Reviewers are identified by the SHA-256 hash of their email address. The system never stores plaintext email. After OTP verification, the email is immediately converted to a one-way hash. The reviewer is pseudonymous — identifiable across reviews (same hash = same person) but not deanonymizable from the hash alone.

Business Identity

Businesses are identified by a unique slug and authenticated by an API key. Business identity is progressively verified through certification levels: email verification (OTP), domain verification (DNS TXT record), protocol declaration (dedicated DNS subdomain), and profile publication.

Proof Token Verification

Tokens are validated on submission: must exist, must be in ACTIVE status, must not be expired, must not be previously used.
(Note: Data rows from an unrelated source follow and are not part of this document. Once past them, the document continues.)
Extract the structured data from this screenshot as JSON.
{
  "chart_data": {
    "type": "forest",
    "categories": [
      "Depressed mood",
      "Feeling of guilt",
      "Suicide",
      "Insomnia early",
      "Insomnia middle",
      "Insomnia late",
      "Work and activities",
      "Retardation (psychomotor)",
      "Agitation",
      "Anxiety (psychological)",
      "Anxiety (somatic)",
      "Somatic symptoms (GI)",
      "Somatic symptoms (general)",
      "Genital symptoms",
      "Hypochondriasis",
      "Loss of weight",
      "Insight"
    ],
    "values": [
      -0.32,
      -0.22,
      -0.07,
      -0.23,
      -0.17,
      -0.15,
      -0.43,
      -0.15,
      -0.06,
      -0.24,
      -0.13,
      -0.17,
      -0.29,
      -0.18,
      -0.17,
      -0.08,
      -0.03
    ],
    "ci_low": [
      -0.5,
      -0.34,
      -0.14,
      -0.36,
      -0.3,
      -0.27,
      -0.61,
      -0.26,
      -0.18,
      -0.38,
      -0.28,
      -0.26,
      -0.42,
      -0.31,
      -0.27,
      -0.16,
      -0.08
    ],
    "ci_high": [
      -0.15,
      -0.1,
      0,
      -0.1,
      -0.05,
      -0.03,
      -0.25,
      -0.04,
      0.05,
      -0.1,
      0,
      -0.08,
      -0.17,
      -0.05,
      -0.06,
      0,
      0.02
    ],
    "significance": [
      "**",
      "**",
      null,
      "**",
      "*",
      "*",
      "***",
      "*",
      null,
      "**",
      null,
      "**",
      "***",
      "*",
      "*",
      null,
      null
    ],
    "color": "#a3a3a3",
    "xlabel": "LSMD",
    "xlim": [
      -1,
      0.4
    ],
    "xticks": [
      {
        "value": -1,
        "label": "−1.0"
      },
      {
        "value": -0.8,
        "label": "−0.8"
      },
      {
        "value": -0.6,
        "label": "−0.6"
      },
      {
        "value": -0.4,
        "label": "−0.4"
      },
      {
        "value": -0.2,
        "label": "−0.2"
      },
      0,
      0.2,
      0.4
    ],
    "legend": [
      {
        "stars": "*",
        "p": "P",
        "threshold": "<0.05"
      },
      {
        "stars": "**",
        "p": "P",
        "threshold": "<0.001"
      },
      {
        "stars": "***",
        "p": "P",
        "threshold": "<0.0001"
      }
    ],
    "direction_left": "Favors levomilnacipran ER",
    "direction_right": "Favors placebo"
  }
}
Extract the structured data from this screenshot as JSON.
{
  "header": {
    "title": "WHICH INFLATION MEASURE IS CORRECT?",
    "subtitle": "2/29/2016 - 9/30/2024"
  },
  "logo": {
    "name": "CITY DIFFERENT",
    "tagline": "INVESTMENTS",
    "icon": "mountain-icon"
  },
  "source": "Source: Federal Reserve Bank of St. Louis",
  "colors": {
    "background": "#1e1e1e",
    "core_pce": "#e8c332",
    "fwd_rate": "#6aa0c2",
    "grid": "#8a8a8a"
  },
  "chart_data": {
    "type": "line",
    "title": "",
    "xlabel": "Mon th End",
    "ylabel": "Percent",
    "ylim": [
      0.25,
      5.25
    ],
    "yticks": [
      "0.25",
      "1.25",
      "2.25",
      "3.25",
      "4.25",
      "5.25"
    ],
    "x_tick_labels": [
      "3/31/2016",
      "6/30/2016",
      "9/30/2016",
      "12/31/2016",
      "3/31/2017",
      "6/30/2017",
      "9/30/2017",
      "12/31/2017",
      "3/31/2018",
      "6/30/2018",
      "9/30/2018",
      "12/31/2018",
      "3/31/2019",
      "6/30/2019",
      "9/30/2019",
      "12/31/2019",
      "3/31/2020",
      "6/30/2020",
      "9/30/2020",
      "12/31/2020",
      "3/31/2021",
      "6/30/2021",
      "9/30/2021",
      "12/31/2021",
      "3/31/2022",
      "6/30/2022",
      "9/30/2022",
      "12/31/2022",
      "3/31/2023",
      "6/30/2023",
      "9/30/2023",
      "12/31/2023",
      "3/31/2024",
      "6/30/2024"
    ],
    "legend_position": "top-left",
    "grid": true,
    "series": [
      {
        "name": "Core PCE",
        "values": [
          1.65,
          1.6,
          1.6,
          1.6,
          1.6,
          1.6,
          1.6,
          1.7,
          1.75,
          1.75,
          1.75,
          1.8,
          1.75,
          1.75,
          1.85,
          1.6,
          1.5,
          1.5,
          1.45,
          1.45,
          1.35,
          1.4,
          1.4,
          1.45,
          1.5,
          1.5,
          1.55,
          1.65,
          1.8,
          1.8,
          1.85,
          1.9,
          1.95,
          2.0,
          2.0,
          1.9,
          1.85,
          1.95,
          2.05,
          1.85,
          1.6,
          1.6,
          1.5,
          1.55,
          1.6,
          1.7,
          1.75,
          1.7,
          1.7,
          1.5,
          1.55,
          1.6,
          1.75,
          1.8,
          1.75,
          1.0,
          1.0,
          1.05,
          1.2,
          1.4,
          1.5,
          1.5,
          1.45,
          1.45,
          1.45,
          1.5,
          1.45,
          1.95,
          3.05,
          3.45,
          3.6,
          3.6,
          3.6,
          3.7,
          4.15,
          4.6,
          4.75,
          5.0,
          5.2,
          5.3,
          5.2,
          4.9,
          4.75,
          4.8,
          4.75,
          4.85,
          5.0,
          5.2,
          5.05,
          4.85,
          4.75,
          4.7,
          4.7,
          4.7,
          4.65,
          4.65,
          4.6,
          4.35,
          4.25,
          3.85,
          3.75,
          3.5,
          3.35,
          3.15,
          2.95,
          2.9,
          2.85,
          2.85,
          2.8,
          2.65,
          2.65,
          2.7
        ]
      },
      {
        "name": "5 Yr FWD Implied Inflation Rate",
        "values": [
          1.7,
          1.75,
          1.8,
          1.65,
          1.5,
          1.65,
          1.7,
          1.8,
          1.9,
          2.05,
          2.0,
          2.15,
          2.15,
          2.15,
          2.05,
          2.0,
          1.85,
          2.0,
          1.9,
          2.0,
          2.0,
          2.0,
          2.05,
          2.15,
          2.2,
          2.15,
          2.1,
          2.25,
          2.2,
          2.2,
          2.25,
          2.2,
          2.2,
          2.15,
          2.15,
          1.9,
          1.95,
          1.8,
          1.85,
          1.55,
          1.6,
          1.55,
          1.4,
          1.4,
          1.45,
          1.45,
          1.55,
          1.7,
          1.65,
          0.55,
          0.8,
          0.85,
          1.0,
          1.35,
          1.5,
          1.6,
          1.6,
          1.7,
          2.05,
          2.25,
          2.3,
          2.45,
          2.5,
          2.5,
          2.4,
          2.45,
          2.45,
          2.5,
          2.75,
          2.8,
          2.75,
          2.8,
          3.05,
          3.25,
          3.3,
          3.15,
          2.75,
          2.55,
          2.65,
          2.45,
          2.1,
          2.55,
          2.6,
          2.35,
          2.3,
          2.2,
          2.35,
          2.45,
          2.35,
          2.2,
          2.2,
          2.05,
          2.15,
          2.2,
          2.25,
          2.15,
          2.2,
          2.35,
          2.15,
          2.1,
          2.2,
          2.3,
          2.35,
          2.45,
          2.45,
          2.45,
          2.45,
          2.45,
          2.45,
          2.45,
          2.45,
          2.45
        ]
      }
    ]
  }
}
Upon use, the token is permanently marked USED with a timestamp. One token — one review, enforced at the database level.

Email Verification

Six-digit OTP sent to the claimed email address. Code expires after a defined period. Rate-limited per email and per IP. After successful verification, the email is hashed and the OTP is destroyed.

Domain Verification

Three-tier DNS verification using standard TXT records. Tier 1: ownership proof (unique token on main domain). Tier 2: protocol declaration (structured record on _veribureau subdomain, analogous to DMARC). Tier 3: profile publication. DNS is queried in real-time; records are not cached by the protocol.

Audit Chain Verification

Any party can verify the entire audit chain via public API or download the full chain for offline verification. The system iterates all records, recomputes each hash from the previous record, and confirms chain continuity. A discontinuity indicates that records have been altered. The verification endpoint returns: chain validity, total records, root hash, and timestamp.

Unverified Review Submission

Not possible without a valid Proof Token. Tokens are generated only by authenticated businesses. Each token is single-use. Automated creation is rate-limited and monitored.

Unauthorized Review Submission

A third party cannot generate tokens for another business. Even if tokens were obtained, the resulting reviews would come from new reviewers with minimal RTS, producing negligible score impact.

Coordinated Inauthentic Behavior

Coordinated review campaigns using many accounts are mitigated by the nonlinear weight function. New accounts have minimal influence. Building trust requires months of consistent, verified behavior across multiple businesses.

Score Manipulation by Operator

The operator (VeriBureau) cannot alter scores. CBS is computed deterministically from review data. Any manual alteration would require modifying the audit chain, which would break its cryptographic integrity and be publicly detectable.

Data Tampering

The audit chain makes tampering detectable. Each record contains a hash of the previous record. Altering any historical record invalidates all subsequent hashes. The chain is publicly verifiable.

Identity Duplication

Creating multiple identities is mitigated by email verification (one hash = one identity) and the logarithmic review volume factor in RTS (diminishing returns from more reviews).

Review Suppression

Reviews cannot be deleted by anyone — including the operator. The audit chain is append-only. Disputes add context but do not remove reviews. This is enforced architecturally.

Merkle Tree and Inclusion Proofs

Records are grouped into Batches. Each Batch constructs a binary SHA-256 Merkle Tree from canonical record hashes (RFC 8785). The Merkle Root commits to all records in the batch. Inclusion Proofs allow verification that a specific record exists in a batch without downloading the entire chain — logarithmic in size.

GET /api/v1/audit/proof/:recordId

RFC 3161 Trusted Timestamps

Each batch is timestamped by an independent RFC 3161 Timestamp Authority. This provides cryptographic proof of existence at a specific point in time, independent of the VeriBureau operator. The timestamp response can be verified offline using standard OpenSSL tools.

Ed25519 Signatures

All signed audit records use Ed25519 digital signatures. The public signing key is available at /signing-key.pub.

Key Rotation

The signing key can be rotated through a secure protocol: the old key signs the new key, and the new key signs the old key. This bidirectional binding is recorded in the audit chain. Historical records remain verifiable against the key that signed them.

DNS Anchoring

The current audit chain root hash is published as DNS TXT records across three independent domains. This provides an external, tamper-evident reference point outside the VeriBureau infrastructure.